If I am giving myself full credit I have been arranging music since I was a kid. (Lots of people may roll their eyes at this, regardless it is an important first step in learning how to arrange music.) I would play along in church with the hymns when I got good enough to read the notes. Then I learned how to read both Bass and Treble Clefs. And because I wasn’t playing in thumb position yet I had to transpose the melody down one octave. That is an arrangement at the most basic level.
In college, I began composing original works. With all that newfound theoretical knowledge I was able to arrange music when needed.
For example, my brothers and I went to Austria for a summer. There we met a singer. We performed several times together and then agreed to play Panis angelicus by Cesar Franck. I, being the composer at the time was the goto guy for arranging the music. I went to work immediately and a day later produced a fresh copy of Panis angelicus for voice, violin, viola, and cello.
This is my earliest arrangement I recall that turned out to sound like more than just a student’s assignment. It was a bonafide piece of music that sounded like something people would enjoy listening to. (The arrangement is lost but this indelible memory is etched into my brain forever.
“The Swan”: Four Cellos
This famous music is known to millions and played by every cellist on the planet. I have been playing this music since the age of 14. I have performed it more than any other single piece of music (more than Bach’s Prelude in G from Suite No. 1).

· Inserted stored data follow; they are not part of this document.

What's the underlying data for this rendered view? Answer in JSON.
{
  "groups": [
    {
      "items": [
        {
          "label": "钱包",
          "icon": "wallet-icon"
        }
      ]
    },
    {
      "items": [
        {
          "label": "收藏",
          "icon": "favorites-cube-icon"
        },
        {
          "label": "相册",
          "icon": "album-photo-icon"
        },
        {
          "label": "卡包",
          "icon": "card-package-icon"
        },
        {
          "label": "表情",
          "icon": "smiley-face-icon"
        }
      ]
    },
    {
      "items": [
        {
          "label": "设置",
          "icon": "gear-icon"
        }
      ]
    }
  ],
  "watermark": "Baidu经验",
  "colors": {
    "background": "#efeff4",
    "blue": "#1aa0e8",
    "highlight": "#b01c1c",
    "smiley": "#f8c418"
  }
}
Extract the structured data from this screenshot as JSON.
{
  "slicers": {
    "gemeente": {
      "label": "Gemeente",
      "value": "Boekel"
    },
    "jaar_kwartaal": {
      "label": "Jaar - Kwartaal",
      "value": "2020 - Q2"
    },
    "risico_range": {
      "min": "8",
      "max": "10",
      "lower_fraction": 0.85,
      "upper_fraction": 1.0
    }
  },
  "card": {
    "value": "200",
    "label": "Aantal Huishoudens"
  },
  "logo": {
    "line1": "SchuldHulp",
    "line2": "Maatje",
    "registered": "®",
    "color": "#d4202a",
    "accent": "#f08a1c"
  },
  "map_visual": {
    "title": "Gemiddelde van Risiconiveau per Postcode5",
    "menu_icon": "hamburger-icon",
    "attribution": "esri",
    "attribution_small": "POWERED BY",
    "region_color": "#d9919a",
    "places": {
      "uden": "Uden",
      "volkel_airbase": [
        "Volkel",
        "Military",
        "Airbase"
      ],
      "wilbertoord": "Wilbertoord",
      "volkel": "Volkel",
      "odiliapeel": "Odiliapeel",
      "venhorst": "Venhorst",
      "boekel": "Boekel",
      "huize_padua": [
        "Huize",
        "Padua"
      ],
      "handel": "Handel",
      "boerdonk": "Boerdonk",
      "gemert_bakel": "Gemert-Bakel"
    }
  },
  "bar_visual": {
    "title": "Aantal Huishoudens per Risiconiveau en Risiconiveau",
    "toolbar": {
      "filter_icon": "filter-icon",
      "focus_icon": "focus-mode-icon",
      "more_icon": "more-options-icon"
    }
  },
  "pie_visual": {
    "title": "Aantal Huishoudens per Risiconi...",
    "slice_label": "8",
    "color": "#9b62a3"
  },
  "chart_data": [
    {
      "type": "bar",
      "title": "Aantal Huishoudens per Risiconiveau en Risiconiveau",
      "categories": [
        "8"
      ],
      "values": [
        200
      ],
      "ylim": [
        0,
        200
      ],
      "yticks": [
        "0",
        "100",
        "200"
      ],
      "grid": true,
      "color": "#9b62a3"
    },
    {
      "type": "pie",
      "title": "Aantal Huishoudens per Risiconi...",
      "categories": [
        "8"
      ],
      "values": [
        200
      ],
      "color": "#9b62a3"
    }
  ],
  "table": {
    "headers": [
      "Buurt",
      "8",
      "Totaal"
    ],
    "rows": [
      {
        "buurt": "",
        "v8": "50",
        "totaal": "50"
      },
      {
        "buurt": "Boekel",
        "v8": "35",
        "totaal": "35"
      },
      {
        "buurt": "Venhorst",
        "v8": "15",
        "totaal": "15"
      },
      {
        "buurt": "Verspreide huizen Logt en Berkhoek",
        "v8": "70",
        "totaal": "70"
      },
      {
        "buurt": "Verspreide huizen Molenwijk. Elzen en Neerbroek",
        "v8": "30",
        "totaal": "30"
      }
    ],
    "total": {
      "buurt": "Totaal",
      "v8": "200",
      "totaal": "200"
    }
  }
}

Last year I wanted to perform it online but wanted it to be different than the usual piano and cello version. I set to work creating a suitable arrangement with 4 cellos instead. What came out was more delightful that I had anticipated.
Here are some screen shots of each of the accompanying parts as a sneak peek before I release the arrangement for sale.
It was fun to re-create a well-loved and beautiful piece. It is, on one level, the same piece with some alterations but on another level a different piece with a concept in mind for making the rippling effect possible on cello playing pizzicato necessitating a simplification of Part 3.